Significance of Coal-gasification based fertilizer plant
It will use gas produced from coal, thus reducing dependence on urea and gas imports. It will promote alternative use of domestic coal in environment friendly manner, thereby supporting India’s commitments under CoP 21 Paris Agreement 2016. Pollutants like Carbon Dioxide (CO2) produced by this plant will be recycled for production of Urea and other by – products. Further, ash produced by it will be converted to inert slag which is non–hazardous.
The Cabinet Committee on Economic Affairs (CCEA) has approved for continuation of Nutrient Based Subsidy (NBS) Scheme and City Compost Scheme beyond 12th Five Year plan till 2019-20. The proposal was forwarded by Department of Fertilizers.

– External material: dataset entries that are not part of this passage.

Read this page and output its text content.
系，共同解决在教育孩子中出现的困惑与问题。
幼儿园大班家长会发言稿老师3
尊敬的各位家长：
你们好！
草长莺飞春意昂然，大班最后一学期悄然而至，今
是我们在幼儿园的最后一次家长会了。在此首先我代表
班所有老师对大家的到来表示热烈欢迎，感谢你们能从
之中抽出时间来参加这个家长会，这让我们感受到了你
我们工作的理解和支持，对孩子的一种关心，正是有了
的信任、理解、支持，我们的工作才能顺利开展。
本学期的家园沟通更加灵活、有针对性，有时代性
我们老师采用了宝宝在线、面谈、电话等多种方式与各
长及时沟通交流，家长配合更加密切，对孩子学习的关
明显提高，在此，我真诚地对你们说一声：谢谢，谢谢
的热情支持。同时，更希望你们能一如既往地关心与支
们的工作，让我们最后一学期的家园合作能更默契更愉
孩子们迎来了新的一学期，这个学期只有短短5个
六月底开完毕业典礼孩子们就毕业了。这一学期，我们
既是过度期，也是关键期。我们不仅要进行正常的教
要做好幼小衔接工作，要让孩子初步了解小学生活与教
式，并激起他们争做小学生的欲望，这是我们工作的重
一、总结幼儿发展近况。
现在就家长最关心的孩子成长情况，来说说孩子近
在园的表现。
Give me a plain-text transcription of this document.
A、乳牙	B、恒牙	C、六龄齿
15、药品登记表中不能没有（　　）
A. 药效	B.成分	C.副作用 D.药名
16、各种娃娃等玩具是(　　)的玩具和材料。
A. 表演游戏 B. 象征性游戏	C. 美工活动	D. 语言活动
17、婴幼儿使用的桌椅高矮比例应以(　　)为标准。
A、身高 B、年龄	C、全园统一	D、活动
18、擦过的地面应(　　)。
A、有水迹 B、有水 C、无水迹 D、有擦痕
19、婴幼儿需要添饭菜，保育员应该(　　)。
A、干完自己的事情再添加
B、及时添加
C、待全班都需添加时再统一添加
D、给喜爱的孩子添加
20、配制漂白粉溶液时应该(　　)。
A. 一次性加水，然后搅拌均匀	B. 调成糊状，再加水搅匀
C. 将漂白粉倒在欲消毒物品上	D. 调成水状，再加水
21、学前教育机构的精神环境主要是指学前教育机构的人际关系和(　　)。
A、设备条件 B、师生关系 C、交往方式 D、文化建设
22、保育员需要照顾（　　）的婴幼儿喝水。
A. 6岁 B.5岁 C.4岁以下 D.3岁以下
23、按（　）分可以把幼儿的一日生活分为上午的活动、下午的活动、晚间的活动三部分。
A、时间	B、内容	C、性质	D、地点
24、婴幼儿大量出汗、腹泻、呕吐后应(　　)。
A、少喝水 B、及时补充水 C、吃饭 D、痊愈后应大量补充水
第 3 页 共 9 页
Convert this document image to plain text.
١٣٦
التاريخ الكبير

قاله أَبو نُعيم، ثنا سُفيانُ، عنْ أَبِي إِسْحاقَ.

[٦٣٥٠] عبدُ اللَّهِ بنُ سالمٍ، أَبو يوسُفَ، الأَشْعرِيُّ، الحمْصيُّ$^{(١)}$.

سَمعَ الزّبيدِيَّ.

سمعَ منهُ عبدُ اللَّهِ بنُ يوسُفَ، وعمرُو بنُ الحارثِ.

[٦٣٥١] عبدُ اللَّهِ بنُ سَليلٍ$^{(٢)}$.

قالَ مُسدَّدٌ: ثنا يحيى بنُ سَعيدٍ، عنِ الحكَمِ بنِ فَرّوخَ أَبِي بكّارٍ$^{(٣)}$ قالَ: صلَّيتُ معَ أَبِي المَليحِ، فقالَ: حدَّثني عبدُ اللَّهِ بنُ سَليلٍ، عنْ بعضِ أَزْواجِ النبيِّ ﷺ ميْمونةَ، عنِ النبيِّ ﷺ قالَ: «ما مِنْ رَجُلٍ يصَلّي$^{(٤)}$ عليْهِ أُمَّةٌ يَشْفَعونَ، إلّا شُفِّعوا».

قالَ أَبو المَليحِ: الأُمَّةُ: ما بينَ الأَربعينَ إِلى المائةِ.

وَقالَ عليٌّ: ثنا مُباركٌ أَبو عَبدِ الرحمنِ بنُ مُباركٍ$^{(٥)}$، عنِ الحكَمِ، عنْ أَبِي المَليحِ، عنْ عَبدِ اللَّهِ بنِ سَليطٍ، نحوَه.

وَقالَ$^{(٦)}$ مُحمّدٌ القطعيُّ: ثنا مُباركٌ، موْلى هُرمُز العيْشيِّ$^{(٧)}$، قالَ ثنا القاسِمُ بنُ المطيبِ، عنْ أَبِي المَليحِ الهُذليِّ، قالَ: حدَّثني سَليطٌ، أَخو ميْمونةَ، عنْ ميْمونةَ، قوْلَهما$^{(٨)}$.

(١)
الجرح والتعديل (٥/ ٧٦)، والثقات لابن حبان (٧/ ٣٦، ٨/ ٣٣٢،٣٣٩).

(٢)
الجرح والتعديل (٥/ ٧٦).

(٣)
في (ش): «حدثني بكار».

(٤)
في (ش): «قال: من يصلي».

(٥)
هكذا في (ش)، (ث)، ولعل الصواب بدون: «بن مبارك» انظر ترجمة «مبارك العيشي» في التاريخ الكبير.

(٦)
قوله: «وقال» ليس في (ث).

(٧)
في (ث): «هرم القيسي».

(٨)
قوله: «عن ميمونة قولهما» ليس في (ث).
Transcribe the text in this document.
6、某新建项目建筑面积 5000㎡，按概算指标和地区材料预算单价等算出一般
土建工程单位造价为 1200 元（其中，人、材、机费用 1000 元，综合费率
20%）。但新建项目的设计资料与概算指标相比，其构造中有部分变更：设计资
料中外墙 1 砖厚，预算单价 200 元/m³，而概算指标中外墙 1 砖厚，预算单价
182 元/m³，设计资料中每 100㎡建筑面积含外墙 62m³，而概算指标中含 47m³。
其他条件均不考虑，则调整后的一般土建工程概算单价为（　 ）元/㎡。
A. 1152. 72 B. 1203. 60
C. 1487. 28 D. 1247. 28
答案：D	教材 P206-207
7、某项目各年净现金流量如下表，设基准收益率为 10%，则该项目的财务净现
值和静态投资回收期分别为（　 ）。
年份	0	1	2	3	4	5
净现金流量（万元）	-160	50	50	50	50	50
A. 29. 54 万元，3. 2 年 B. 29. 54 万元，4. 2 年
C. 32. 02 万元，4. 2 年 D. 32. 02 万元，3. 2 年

The total expenditure for continuation of both schemes till 2019-20 will be Rs. 61,972 crore. The expenditure will be on actual basis since national roll out of DBT entails 100% payment of subsidy to fertilizer companies on sale of fertilizers to farmers at subsidized rates.
The subsidy on Phosphatic and Potassic (P&K) fertilizers and Market Development Assistant (MDA) on City Compost will be provided on subsidy rates approved by CCEA on annual basis. The continuation of both schemes will ensure that adequate quantity of P&K is made available to farmers at statutory controlled price.
Government is making available fertilizers, namely Urea and 21 grades of P&K fertilizers to farmers at subsidized prices through fertilizer manufacturers and importers. The subsidy on P&K fertilizers is being governed by NBS Scheme which was launched in 2010.Its objectives are to foster balanced use of fertilizers to improve soil health and reduce government outgo on fertiliser support (subsidy).
Similarly, MDA is being governed by City Compost Scheme which was launched in 2016. City Compost Scheme aims to convert all organic waste generated in cities into compost or biogas and market the compost with the help of fertiliser companies to benefit farmers.